I tried my best to be as objective as possible. I went through so much crap. Arrived at the realization that I was a young, naive, yet vastly manipulative bitch. That I still have the power to be a manipulative bitch. Over the past few months, I've tried to attone for it all. I tried to make myself a better person by placing all the blame on myself. I get it. I'm an idiot. I'm as imperfect as it gets. But eventually I realized that holding on to all the blame meant that I couldn't let go. (And if I hadn't let go, I wouldn't be with the most awesomest guy in the world right now.) As much as I'd love to entertain your childishness, I can't. Because you know what? Although I was completely wrong, I learned from it. Like think about it for a second. Our relationship wasn't perfect. You're not perfect. I'm sure as hell not perfect. We were both human, and there are lots of things that we (yes, mostly I) could've done differently. But you're an adult now. And I really think that instead of calling me a bitch to one of my best friends, you really should forget that I ever existed. You have the absolute right to be hurt, mad, whatever, but being pissed at me isn't helping you.

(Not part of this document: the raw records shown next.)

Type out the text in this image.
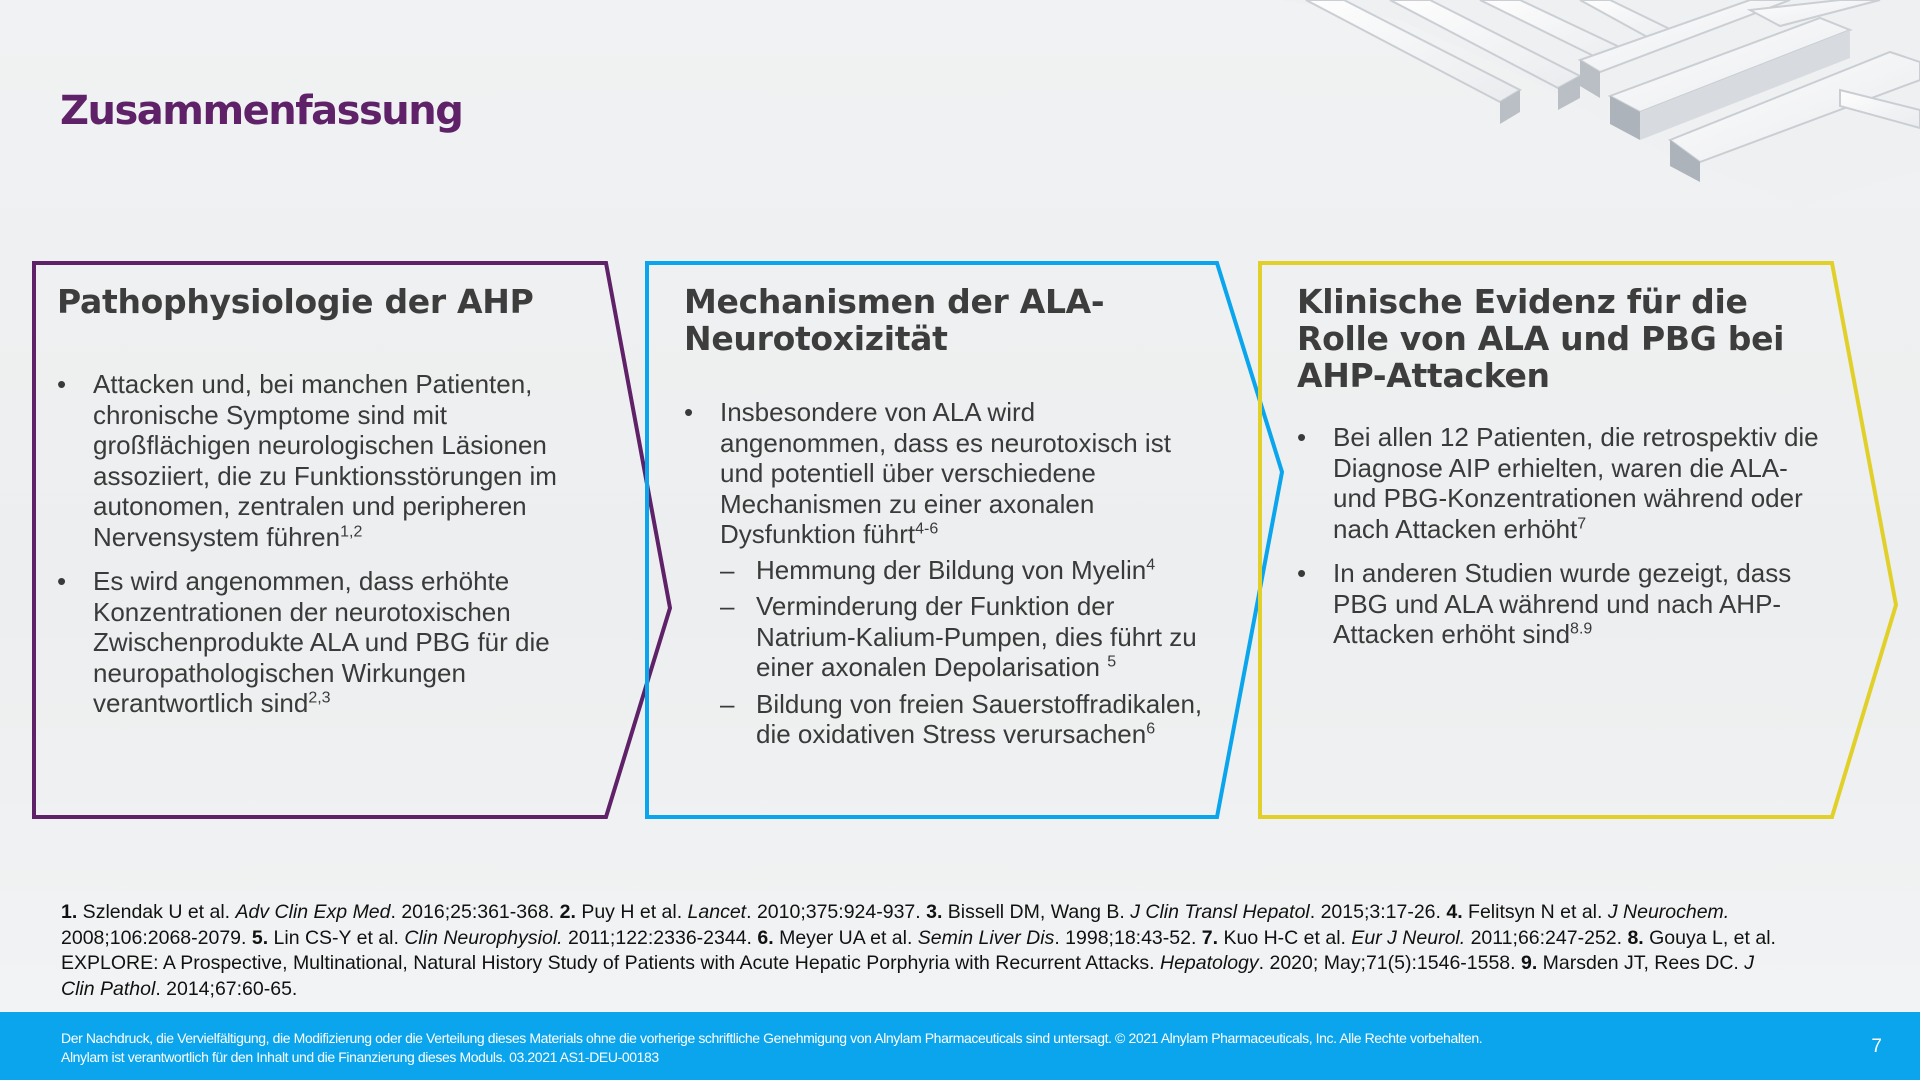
Zusammenfassung
Pathophysiologie der AHP
• Attacken und, bei manchen Patienten, chronische Symptome sind mit großflächigen neurologischen Läsionen assoziiert, die zu Funktionsstörungen im autonomen, zentralen und peripheren Nervensystem führen$^{1,2}$
• Es wird angenommen, dass erhöhte Konzentrationen der neurotoxischen Zwischenprodukte ALA und PBG für die neuropathologischen Wirkungen verantwortlich sind$^{2,3}$
Mechanismen der ALA-
Neurotoxizität
• Insbesondere von ALA wird angenommen, dass es neurotoxisch ist und potentiell über verschiedene Mechanismen zu einer axonalen Dysfunktion führt$^{4-6}$
– Hemmung der Bildung von Myelin$^4$
– Verminderung der Funktion der Natrium-Kalium-Pumpen, dies führt zu einer axonalen Depolarisation $^5$
– Bildung von freien Sauerstoffradikalen, die oxidativen Stress verursachen$^6$
Klinische Evidenz für die Rolle von ALA und PBG bei AHP-Attacken
• Bei allen 12 Patienten, die retrospektiv die Diagnose AIP erhielten, waren die ALA- und PBG-Konzentrationen während oder nach Attacken erhöht$^7$
• In anderen Studien wurde gezeigt, dass PBG und ALA während und nach AHP-Attacken erhöht sind$^{8.9}$

1. Szlendak U et al. Adv Clin Exp Med. 2016;25:361-368. 2. Puy H et al. Lancet. 2010;375:924-937. 3. Bissell DM, Wang B. J Clin Transl Hepatol. 2015;3:17-26. 4. Felitsyn N et al. J Neurochem. 2008;106:2068-2079. 5. Lin CS-Y et al. Clin Neurophysiol. 2011;122:2336-2344. 6. Meyer UA et al. Semin Liver Dis. 1998;18:43-52. 7. Kuo H-C et al. Eur J Neurol. 2011;66:247-252. 8. Gouya L, et al. EXPLORE: A Prospective, Multinational, Natural History Study of Patients with Acute Hepatic Porphyria with Recurrent Attacks. Hepatology. 2020; May;71(5):1546-1558. 9. Marsden JT, Rees DC. J Clin Pathol. 2014;67:60-65.

Der Nachdruck, die Vervielfältigung, die Modifizierung oder die Verteilung dieses Materials ohne die vorherige schriftliche Genehmigung von Alnylam Pharmaceuticals sind untersagt. © 2021 Alnylam Pharmaceuticals, Inc. Alle Rechte vorbehalten.
Alnylam ist verantwortlich für den Inhalt und die Finanzierung dieses Moduls. 03.2021 AS1-DEU-00183	7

And to think, I felt bad for you. But no, Syd. I don't hate him. I just think he needs to FUCKING GROW UP, DAMNIT! Help goes to people who help themselves and all that good crap... And now for one of my favorite phrases:

Fuck it.
Fuck it, and damn them all to hell.

(No more writers' block! YAY ME!!!)

Thursday, February 3, 2011

Happy as a Clam

I'm so sorry, my dear blog, for ignoring you the way I've been doing. I guess writing requires more thought when I'm not complaining. And well, I certainly have nothing to complain about. My life is amazing right now. In fact, I quite often feel like dancing out of pure joy. I'm sure if I looked hard enough, I'd find something wrong with my life (like Akola) but really I don't wanna complain. I wanna bask in my love for my Davie.

My.

Dave.

Sounds so awesome! Sometimes I have to ask myself, "Is he really real?" It's so random that by some miracle I get to date him. Because I really don't deserve him. Thank God for getting things I don't deserve.